Posted on Dec 22, 2007
first off buy yourself a honeywell stat, in my personal opinion lux stats are garbage, I have run into so many that are bad stats !!! but as far as your fan not shuting down, sounds to me like your fan center on your circuit board is bad and will not shut down the fan when needed, you will have to replace the circuit board, as the fan center is a part of the whole of the circuit board, hope that helps
Posted on Jan 20, 2009
look at circuit board and follow wires that come from fan motor, if this is a standard motor black is high and it will be going to a prong that says cool, red is low and it will go to heat, you will have a yellow and a blue that are "parked" remove red park it were the blue is and put blue on heat, if this is a variable speed motor you will have to set dip switches via your equipment manual
Posted on Sep 30, 2009
Your unit has a diagnostic light on the circuit board. You need to look thru a small viewing port to see it. Once you count the number of b links, remove the lower panel and look at the wiring diagram for an error code chart. Then read the following to give you some ideas what to do.

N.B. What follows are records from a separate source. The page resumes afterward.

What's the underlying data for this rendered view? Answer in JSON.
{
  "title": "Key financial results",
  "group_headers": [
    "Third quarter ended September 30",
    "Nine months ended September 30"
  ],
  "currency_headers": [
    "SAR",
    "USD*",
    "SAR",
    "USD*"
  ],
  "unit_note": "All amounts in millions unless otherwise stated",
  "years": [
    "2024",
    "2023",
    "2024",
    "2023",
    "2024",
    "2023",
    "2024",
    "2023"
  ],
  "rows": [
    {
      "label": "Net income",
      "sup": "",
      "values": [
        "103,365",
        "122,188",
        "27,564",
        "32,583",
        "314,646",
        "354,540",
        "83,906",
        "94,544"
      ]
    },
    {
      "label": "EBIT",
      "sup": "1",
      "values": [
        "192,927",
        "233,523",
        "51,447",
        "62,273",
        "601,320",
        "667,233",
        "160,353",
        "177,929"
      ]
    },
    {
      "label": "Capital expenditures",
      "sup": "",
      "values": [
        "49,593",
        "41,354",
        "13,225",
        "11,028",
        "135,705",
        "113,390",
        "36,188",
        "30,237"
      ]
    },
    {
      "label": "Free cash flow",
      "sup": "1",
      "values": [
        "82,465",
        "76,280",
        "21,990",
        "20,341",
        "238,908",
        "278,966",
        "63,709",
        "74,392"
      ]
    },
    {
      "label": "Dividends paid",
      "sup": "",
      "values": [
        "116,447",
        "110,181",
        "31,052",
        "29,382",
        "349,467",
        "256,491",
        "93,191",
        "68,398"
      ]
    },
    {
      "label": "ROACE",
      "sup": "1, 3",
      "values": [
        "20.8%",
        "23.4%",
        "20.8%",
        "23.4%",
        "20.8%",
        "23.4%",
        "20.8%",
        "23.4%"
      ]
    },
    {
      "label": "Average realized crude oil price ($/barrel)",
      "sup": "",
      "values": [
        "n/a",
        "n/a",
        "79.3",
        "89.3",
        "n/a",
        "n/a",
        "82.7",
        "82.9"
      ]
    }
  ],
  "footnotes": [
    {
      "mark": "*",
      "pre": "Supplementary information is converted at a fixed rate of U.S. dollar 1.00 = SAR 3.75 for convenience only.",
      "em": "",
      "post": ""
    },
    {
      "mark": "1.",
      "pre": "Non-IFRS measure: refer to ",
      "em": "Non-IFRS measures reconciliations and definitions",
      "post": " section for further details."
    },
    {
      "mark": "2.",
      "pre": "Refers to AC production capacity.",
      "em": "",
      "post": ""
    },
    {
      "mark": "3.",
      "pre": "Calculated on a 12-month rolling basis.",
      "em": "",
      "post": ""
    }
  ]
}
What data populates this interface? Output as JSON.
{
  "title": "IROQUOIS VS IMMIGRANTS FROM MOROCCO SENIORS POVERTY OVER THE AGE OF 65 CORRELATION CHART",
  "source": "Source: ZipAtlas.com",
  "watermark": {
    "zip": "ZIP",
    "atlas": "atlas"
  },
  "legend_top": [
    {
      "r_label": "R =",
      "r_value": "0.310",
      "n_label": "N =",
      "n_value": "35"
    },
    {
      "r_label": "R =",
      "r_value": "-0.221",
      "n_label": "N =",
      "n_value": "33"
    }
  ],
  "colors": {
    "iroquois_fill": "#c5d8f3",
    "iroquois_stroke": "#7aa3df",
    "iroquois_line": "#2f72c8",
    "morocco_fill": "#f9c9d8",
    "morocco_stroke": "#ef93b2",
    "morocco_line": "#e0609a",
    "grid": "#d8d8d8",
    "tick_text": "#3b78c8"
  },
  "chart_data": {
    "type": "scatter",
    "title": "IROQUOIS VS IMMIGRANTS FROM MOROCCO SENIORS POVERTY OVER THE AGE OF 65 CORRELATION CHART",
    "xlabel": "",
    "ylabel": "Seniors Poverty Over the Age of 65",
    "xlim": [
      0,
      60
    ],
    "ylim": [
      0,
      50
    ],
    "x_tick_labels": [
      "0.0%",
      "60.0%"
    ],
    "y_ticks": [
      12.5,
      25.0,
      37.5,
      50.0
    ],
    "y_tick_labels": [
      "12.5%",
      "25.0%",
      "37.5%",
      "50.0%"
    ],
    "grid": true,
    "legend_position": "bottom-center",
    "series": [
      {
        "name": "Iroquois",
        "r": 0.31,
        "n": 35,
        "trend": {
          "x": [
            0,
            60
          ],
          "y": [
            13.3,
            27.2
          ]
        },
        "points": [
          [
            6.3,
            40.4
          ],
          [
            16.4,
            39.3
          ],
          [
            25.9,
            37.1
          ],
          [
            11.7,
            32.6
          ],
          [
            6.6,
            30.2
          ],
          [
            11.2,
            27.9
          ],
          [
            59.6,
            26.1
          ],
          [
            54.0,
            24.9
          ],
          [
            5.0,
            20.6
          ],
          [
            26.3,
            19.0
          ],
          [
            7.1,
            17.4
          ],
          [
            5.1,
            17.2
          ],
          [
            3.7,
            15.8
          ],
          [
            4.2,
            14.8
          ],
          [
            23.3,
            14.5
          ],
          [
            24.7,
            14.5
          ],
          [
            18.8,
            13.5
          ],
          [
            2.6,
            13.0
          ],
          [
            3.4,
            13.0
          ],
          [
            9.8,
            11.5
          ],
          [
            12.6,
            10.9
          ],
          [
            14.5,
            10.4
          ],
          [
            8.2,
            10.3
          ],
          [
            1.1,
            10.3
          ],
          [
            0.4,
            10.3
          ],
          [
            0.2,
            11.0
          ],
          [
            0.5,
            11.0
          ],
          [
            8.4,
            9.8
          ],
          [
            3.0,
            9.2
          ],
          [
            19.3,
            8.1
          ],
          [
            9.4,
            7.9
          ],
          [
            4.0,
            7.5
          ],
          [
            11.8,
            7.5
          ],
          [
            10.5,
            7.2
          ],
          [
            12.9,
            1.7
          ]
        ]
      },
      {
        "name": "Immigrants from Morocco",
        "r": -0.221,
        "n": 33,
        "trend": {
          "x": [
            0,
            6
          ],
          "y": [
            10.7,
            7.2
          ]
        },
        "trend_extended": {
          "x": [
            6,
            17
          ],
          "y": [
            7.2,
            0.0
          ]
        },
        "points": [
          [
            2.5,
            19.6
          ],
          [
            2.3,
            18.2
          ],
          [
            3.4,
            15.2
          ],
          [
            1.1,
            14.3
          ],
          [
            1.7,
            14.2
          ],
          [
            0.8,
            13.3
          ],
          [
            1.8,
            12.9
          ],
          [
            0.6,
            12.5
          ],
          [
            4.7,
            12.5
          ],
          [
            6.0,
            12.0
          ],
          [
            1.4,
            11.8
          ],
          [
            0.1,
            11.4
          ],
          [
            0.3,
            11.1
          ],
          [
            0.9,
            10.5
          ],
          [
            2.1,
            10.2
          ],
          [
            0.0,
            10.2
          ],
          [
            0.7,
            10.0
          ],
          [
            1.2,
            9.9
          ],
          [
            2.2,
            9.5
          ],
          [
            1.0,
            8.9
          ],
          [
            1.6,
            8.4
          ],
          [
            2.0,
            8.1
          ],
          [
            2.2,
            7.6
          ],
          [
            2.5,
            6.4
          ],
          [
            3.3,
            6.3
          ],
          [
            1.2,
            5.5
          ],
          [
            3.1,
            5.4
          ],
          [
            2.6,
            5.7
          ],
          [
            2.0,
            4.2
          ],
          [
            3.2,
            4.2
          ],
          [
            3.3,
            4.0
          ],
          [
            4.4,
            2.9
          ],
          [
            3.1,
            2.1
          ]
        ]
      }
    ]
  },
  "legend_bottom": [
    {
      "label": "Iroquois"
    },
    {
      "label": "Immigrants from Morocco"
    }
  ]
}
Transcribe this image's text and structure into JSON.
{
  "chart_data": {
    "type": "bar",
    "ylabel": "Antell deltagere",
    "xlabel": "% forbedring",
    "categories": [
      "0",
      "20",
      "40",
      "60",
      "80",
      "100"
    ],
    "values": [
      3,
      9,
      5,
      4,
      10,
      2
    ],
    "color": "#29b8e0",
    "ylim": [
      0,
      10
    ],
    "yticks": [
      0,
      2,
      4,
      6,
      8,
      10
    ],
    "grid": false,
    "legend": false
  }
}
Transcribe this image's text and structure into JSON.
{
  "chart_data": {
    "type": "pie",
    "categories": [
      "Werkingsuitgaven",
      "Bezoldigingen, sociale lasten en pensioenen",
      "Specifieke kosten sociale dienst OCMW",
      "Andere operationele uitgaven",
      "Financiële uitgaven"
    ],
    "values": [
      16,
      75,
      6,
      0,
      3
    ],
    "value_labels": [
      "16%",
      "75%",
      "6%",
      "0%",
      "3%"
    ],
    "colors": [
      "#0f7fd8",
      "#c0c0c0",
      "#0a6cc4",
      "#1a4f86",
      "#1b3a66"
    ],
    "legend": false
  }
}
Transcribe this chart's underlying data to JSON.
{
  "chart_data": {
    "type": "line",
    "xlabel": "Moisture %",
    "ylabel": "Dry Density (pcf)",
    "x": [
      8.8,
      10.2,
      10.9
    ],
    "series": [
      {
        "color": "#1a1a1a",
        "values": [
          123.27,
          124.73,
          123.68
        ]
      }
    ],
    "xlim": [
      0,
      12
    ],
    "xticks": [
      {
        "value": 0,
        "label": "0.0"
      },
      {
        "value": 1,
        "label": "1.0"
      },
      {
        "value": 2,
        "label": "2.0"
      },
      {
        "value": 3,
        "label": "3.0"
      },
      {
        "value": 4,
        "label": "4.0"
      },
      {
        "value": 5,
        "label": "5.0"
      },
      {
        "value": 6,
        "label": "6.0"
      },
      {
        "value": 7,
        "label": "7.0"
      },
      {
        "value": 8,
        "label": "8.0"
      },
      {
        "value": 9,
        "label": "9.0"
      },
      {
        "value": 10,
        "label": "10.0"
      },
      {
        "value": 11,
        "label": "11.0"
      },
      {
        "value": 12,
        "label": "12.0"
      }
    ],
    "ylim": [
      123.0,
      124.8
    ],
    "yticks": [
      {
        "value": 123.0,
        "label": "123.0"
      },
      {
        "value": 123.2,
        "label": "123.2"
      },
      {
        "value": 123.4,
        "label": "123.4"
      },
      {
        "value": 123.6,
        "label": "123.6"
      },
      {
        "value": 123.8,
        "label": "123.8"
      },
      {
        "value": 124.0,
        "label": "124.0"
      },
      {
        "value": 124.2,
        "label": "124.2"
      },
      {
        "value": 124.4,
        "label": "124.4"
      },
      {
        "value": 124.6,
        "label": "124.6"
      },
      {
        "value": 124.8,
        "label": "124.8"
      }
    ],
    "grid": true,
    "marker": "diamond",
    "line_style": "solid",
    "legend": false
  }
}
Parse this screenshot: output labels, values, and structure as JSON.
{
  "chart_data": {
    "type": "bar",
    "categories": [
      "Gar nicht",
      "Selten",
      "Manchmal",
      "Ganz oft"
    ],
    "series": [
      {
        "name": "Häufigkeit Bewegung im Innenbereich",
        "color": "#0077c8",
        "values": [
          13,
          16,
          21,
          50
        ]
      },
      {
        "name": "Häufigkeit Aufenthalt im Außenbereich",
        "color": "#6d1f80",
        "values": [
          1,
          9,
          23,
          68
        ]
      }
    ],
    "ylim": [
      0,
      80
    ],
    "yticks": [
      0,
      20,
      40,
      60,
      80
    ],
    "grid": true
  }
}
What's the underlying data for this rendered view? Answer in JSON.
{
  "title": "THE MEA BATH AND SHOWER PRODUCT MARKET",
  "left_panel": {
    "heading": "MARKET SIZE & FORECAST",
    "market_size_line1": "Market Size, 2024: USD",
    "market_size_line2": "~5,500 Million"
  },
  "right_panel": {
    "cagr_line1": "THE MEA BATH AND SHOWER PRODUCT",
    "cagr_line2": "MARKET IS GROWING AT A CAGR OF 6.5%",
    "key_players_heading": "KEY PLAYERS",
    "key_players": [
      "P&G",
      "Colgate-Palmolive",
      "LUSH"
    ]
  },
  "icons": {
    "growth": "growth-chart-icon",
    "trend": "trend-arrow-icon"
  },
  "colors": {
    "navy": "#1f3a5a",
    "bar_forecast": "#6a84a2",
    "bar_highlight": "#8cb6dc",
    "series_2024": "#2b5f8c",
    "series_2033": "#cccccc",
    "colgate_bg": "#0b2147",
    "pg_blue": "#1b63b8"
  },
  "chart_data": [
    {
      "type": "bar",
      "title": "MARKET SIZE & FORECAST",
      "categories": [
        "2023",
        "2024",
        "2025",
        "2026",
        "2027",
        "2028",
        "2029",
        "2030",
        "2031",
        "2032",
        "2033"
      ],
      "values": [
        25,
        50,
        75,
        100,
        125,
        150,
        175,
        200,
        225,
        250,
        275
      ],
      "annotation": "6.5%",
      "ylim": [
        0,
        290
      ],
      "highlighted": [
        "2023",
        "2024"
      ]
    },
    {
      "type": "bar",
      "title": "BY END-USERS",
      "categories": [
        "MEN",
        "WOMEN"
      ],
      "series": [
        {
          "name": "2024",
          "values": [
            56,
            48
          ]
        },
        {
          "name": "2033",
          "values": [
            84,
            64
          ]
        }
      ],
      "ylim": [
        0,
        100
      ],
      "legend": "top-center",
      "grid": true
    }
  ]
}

On a call for heat, the 24 volt thermostat sends a signal to the control module. The control module will indicate a call for heat with a light on the control either blinking or remain solid depending upon model. The inducer (exhaust) blower will purge all gasses from the furnace and pressurize a pressure switch. Once the pressure switch tells the module to continue, the electronic ignition will energize and send 120 volts to the igniter. The igniter will glow and you will be able to see it if viewed thru the small inspection port. Once the igniter gets hot enough, it sends a signal to the module opening up the gas valve (24 volts). Either a pilot will come on or the burner tube will ignite then spread the flame to all burners. Lastly a safety sensor will be looking for a certain temperature within a few seconds and the furnace will continue to operate and the room air blower will turn on in a minute or two.
What could go wrong? The unit will not run if there is no signal from the thermostat (bad thermostat or broken wire), the control module does not sense a signal from the thermostat (bad control), the inducer does not energize (bad motor), the pressure switch does not close (blocked vent piping, bad switch, plugged condensate hose), the igniter does not energize (bad control, bad igniter), the gas valve does not open or there is no gas (bad gas valve, broken wire, no gas), the pilot does not light (dirty pilot), the burner does not light (bad burner, plugged orifice, not enough combustion air), the flame does not spread to each burner (bad flame spreader, dirty flame spreader, more bad burners), the flame safety sensor does not detect flame (dirty or bad flame spreader, bad flame sensor, broken wire, bad control), or the room air blower does not energize (bad fan motor, bad control).